Imagine A Day When Your Medical History Could Be In One Secure Place, Easily Accessed By Your...

Imagine A Day When Your Medical History Could Be In One Secure Place, Easily Accessed By Your Doctors, Who Could Collaborate More Effectively And Embarrass You In Front Of An Auditorium Full Of Strangers

It took me a few times watching this G.E. commercial to realize that they were saying that an easily accessible database for sharing patients’ medical history was a good thing. It’s confusing.

The patient is clearly uncomfortable, sitting there in his underwear, before an audience of authority figures he didn’t originally know was there. It’s sort of a nightmare, right? A common one. All these people are watching me. They have all this information about me! My smoking habit, the glandular disorder, the time I thought that heat rash was skin cancer. What about IBS? Or venereal disease? Or that time I got that thing stuck in that uncomfortable place?

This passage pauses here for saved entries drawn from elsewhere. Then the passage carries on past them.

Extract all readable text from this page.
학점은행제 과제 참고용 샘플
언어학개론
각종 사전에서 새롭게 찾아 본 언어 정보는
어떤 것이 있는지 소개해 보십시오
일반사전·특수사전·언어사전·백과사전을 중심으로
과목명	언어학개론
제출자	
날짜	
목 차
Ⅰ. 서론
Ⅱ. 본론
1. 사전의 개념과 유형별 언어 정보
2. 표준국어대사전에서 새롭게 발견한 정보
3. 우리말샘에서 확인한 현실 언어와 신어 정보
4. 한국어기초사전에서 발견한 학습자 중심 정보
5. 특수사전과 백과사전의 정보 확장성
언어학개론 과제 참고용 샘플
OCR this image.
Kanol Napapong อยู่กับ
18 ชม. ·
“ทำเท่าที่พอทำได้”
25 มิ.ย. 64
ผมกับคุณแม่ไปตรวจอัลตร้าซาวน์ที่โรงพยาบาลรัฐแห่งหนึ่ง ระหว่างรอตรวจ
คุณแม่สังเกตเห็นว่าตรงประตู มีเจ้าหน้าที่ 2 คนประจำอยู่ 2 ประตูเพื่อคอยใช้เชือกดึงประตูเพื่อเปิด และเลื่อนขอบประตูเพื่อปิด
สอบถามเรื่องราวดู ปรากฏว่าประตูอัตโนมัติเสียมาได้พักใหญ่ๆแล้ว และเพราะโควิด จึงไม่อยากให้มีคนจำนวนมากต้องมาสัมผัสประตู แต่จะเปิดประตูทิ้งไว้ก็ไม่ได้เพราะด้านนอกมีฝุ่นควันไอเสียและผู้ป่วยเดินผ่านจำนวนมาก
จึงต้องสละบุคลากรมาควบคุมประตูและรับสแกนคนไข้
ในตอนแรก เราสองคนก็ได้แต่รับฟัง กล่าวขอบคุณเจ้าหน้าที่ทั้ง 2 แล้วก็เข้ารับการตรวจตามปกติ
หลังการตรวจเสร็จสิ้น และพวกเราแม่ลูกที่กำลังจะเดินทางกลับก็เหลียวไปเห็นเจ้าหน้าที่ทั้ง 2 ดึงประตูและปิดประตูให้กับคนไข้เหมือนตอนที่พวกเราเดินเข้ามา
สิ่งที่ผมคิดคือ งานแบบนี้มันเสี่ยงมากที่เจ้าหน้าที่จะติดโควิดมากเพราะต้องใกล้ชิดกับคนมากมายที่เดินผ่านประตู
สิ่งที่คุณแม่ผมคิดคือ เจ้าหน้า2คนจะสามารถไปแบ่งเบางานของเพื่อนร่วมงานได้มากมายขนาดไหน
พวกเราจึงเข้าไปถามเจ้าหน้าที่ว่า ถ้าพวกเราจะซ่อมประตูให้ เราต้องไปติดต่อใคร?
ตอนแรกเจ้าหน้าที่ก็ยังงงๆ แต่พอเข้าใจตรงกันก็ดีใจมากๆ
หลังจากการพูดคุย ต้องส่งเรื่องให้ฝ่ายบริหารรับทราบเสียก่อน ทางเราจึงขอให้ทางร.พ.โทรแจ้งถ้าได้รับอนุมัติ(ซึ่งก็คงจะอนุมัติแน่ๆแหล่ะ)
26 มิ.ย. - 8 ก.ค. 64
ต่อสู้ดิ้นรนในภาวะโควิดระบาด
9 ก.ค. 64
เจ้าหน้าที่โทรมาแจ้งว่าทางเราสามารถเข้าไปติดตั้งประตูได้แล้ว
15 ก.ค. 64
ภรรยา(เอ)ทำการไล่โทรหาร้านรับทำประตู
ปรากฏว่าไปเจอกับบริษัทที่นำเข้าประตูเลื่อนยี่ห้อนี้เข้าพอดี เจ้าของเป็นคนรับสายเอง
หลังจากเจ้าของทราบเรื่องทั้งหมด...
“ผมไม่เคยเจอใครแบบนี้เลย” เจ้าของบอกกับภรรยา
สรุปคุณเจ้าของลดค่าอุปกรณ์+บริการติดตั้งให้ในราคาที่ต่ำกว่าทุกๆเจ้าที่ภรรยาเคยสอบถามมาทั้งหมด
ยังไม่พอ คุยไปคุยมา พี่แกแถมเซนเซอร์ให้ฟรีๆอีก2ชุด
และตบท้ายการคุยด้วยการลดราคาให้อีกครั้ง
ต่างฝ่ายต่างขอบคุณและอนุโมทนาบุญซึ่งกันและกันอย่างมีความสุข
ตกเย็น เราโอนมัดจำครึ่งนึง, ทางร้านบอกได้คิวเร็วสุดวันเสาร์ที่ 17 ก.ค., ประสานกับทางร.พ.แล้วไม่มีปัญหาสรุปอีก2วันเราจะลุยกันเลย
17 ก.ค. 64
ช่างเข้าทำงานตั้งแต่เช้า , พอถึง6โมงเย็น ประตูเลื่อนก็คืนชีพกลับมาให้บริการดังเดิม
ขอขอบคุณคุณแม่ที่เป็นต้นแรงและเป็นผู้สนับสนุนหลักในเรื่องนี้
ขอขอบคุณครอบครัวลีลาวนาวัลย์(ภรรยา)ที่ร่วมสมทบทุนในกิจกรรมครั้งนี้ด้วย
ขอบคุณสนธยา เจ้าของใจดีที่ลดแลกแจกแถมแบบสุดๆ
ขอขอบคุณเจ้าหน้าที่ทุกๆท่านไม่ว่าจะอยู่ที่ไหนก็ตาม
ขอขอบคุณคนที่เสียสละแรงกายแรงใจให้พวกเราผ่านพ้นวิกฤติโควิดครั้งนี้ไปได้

And now everybody’s talking about it! Doesn’t this ad tap into the very insecurities that makes people reluctant to share important information with their doctors in the first place? Not to mention what the tea-partiers will think, now that the death-panel bill has passed. I mean, I think that this kind of technology is good. But I worry that this ad sends the opposite message. It’s like a paranoid drug fantasy come to life. Give me my pants back. I have to get out of here.